Researchers from the University of Washington have developed a what seems to be “clairvoyant” software that can generate time-lapsing images of how a young child could look like in the succeeding ages of life. The software can automatically render a child's probable facial feature working with lighting, variable expressions and poses.
The software uses an image of a child as young as 3 and automatically generate its face into multiple age brackets.
According to Ira Kemelmacher – Shilizerman, a computer science professor at UW: "Aging photos of very young children from a single photo is considered the most difficult of all scenarios, so we wanted to focus specifically on this very challenging case,"
A baby's face changes drastically through the years; appearance, shape, and expressions could be very hard to predict. To make a more accurate prediction, the software gathers thousands of random faces from the Internet, determines the average pixel arrangement from each photo, calculate all visual changes from each age bracket using a specific algorithm and apply it on the younger face being tested.

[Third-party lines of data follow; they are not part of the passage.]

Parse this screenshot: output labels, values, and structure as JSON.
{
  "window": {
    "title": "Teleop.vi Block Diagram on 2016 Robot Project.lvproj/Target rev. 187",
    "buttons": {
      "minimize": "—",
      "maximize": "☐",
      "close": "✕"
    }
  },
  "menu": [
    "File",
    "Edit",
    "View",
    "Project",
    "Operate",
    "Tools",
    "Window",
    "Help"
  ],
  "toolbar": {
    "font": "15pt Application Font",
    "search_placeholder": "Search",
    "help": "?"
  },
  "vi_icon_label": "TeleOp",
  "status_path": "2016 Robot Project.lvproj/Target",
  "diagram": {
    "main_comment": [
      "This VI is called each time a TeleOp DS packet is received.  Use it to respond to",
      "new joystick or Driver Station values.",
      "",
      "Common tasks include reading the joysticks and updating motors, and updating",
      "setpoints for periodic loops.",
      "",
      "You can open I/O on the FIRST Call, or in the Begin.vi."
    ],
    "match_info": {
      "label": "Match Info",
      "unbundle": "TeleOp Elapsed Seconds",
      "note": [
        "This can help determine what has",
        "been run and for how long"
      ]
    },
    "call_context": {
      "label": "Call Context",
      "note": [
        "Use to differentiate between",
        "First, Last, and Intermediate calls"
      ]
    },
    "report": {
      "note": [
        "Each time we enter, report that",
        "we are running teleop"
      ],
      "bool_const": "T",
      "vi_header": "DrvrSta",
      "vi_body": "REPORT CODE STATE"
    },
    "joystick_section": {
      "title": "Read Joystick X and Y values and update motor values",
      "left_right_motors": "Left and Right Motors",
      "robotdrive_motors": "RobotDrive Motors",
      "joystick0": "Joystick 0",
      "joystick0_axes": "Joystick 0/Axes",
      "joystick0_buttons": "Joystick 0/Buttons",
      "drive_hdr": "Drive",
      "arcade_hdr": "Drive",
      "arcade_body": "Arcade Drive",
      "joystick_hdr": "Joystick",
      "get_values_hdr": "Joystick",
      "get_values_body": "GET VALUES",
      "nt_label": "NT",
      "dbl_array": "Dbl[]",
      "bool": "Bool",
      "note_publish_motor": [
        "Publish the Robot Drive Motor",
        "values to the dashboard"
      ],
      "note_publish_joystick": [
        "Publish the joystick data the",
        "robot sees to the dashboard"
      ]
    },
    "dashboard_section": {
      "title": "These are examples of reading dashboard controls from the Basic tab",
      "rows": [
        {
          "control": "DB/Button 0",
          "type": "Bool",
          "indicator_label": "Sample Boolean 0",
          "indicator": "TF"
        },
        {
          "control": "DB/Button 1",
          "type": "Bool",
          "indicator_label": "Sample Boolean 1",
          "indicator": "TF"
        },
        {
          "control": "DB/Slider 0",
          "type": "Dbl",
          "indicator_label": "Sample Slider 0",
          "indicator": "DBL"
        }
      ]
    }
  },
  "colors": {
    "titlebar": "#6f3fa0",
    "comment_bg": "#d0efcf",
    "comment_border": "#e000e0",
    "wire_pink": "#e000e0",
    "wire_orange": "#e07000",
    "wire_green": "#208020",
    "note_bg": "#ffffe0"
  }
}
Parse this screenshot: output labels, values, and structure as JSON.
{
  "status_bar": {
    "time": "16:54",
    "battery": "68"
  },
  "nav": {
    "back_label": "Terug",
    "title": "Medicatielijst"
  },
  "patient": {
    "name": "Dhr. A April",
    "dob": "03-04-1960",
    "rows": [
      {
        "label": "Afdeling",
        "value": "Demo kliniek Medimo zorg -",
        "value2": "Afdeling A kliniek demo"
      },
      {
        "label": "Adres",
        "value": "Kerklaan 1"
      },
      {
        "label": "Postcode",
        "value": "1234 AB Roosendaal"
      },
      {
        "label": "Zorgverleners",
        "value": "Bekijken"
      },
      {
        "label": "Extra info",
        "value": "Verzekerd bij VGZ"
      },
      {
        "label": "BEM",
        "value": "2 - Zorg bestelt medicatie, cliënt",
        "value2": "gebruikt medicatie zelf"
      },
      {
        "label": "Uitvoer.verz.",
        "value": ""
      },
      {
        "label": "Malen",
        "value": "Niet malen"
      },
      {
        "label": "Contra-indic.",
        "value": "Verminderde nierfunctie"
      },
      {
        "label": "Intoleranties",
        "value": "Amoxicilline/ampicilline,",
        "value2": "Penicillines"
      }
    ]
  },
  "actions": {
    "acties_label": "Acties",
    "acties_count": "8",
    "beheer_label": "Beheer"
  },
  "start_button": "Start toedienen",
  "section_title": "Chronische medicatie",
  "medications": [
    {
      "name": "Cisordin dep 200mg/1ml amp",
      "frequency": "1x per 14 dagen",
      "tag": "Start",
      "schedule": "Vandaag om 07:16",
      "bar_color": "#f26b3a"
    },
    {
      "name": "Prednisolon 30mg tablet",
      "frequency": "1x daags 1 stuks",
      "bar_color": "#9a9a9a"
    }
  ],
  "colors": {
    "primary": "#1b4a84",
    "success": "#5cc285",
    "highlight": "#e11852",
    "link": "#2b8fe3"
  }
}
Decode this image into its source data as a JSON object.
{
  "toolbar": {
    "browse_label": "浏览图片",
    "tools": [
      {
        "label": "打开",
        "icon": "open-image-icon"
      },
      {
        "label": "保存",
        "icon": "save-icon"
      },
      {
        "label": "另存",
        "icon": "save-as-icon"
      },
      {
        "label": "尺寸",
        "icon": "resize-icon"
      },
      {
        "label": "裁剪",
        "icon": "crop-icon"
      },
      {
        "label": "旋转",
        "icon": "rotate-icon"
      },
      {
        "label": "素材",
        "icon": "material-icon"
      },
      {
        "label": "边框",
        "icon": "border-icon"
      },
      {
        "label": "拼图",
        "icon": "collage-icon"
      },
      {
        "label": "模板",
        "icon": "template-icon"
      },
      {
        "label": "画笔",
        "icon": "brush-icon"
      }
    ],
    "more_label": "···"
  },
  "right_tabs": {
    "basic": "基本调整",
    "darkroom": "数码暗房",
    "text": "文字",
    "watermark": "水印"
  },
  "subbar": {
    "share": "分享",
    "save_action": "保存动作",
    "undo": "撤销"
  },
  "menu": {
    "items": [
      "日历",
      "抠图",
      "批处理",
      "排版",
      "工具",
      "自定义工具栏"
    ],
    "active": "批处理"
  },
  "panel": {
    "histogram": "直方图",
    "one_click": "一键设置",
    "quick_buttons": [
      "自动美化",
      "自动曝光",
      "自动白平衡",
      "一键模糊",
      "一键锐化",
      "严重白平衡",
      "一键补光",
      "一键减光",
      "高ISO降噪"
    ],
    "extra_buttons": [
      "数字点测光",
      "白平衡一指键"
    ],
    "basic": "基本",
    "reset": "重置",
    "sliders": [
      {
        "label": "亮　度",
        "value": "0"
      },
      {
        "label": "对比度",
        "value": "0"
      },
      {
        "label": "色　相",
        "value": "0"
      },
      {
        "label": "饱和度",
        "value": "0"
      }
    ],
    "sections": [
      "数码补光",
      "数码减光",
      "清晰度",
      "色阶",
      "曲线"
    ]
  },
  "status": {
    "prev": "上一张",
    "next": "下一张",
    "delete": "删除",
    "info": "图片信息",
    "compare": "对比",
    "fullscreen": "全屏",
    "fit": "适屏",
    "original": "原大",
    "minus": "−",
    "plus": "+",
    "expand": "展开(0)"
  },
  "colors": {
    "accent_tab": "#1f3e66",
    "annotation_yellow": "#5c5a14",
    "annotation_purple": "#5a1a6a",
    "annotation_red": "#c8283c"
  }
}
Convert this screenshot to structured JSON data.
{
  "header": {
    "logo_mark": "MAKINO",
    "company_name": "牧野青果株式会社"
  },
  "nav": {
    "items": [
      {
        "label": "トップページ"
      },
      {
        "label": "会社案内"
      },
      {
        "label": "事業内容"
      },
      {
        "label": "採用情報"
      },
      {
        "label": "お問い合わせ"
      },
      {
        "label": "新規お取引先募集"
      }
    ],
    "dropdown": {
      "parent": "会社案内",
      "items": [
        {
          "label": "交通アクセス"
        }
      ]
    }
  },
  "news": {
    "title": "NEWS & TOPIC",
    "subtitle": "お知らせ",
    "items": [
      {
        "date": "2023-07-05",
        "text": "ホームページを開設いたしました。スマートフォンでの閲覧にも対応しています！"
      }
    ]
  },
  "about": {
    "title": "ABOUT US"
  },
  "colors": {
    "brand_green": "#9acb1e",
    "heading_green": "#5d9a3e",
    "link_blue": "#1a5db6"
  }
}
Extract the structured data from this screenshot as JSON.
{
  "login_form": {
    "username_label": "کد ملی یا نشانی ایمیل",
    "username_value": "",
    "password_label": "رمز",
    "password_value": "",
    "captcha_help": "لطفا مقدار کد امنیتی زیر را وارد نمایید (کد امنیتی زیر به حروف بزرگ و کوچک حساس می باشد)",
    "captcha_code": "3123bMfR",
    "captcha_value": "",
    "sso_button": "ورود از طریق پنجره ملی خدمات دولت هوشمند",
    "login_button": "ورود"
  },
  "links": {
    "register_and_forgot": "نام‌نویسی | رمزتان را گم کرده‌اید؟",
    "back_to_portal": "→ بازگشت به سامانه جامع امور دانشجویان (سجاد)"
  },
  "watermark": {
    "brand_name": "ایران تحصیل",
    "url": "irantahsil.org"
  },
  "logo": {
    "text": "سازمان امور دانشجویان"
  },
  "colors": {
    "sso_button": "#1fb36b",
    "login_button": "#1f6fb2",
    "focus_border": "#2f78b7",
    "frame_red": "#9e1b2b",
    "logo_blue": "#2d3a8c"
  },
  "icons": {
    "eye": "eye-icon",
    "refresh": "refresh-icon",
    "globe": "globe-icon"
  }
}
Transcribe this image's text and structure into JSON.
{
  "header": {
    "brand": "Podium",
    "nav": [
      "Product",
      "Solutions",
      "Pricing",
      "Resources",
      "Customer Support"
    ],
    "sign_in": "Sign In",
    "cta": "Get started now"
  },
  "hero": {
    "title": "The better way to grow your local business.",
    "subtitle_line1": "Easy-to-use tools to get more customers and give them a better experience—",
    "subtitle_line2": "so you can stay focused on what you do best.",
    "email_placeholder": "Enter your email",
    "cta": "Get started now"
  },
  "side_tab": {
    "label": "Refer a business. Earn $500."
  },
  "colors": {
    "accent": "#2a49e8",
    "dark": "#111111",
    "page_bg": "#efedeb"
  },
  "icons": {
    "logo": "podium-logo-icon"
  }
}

The researchers tested their automatically rendered images against 82 actual people photographed over span of years. Results suggest that people participated on the testing find it hard to distinguish the rendered photos fairly against the raw ones.
"Our extensive user studies demonstrated age progression results that are so convincing that people can't distinguish them from reality," said co-author Steven Seitz, a UW professor of computer science and engineering.
Because of the convincing pioneer results, UW doctoral student Supasorn Suwajanakorn is hoping to incorporate more identifiers such as wrinkles, white hair, ethnicity, and other cosmetic factors. With these, the software would be able to represent every human face more accurately.
The research is being funded by Intel Corporation and Google.